Depending on Maduro’s response to the protests, Trump is prepared to take a range of actions in retaliation, including possible oil sanctions, two sources familiar with White House deliberations said.
US Vice President Mike Pence issued a message of support Tuesday to Venezuelans planning to join the marches.
“We are with you. We stand with you and we will stay with you until democracy is restored and you reclaim your birthright of libertad (freedom),” Pence said in a video posted on Twitter.
Pence said the United States maintains that Maduro “is a dictator with no legitimate claim to power” and reiterated the administration’s policy in support of Guaido.

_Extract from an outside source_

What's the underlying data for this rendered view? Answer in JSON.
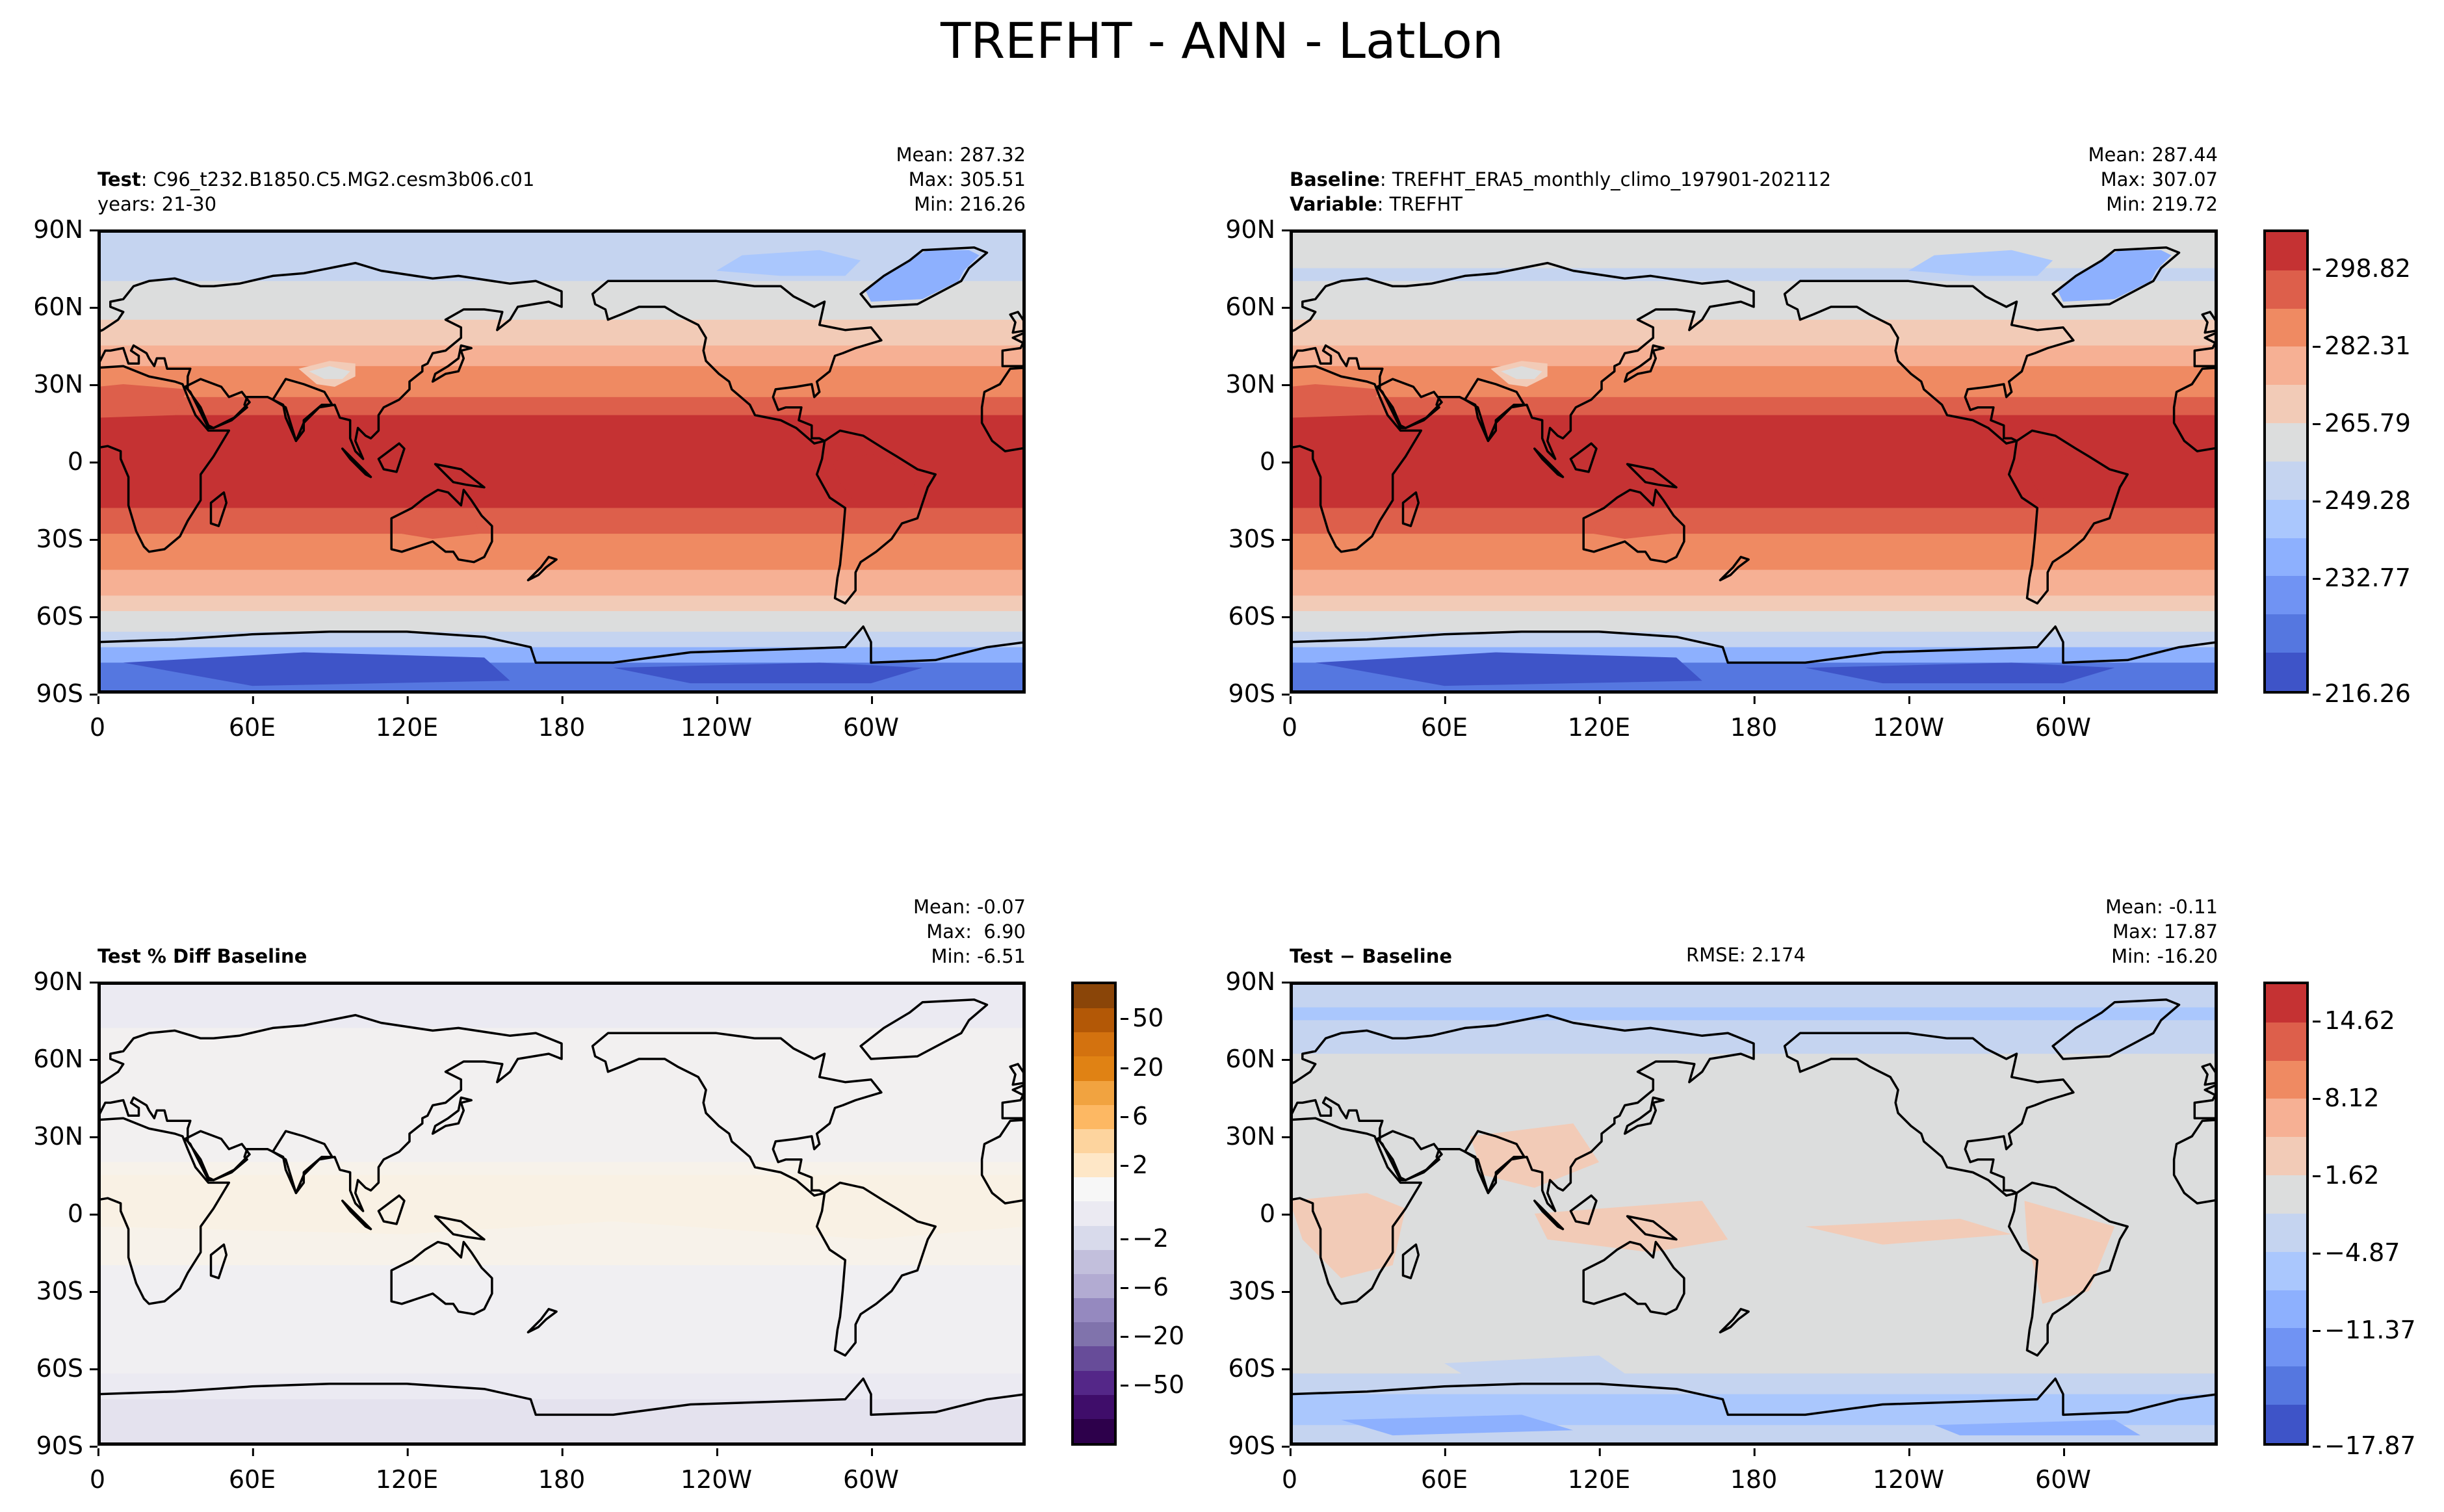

In response to Pence, Maduro called for a “total, absolute revision” of Venezuela’s diplomatic relations with the United States and said his government will take “political, diplomatic and defense decisions” to defend the country’s democracy.
“Never before has an official of the highest level come out in the name of his government, he spoke on behalf of the President of the United States, to say that in Venezuela, the opposition must overthrow the government,” Maduro said in a televised message.
Other Venezuelan officials accused Pence of being behind the purported military uprising this week in Caracas.
Wednesday’s protests were expected to be the largest demonstration since 2017. Thousands clashed with security forces for months at that time, accusing Maduro of imposing a dictatorship. More than 120 people were killed in protest-linked incidents during that unrest.
On Tuesday, the National Assembly advanced efforts for an amnesty policy for civilians and military officials who would rise up against Maduro’s government.
A day earlier, the Venezuelan Supreme Court ruled the National Assembly is illegitimate, and that no law discussed in the legislative body holds any legal value.
Maduro has continued the social welfare programs and price control policies of Hugo Chavez, who steered the country toward socialism before dying in 2013. Through nearly a decade of mismanagement, Venezuela has squandered its oil wealth, leaving its economy in tatters and Latin America reeling from a mass exodus of migrants in search of food and medicine.
The United Nations estimates as many as 3 million Venezuelans have fled since 2014.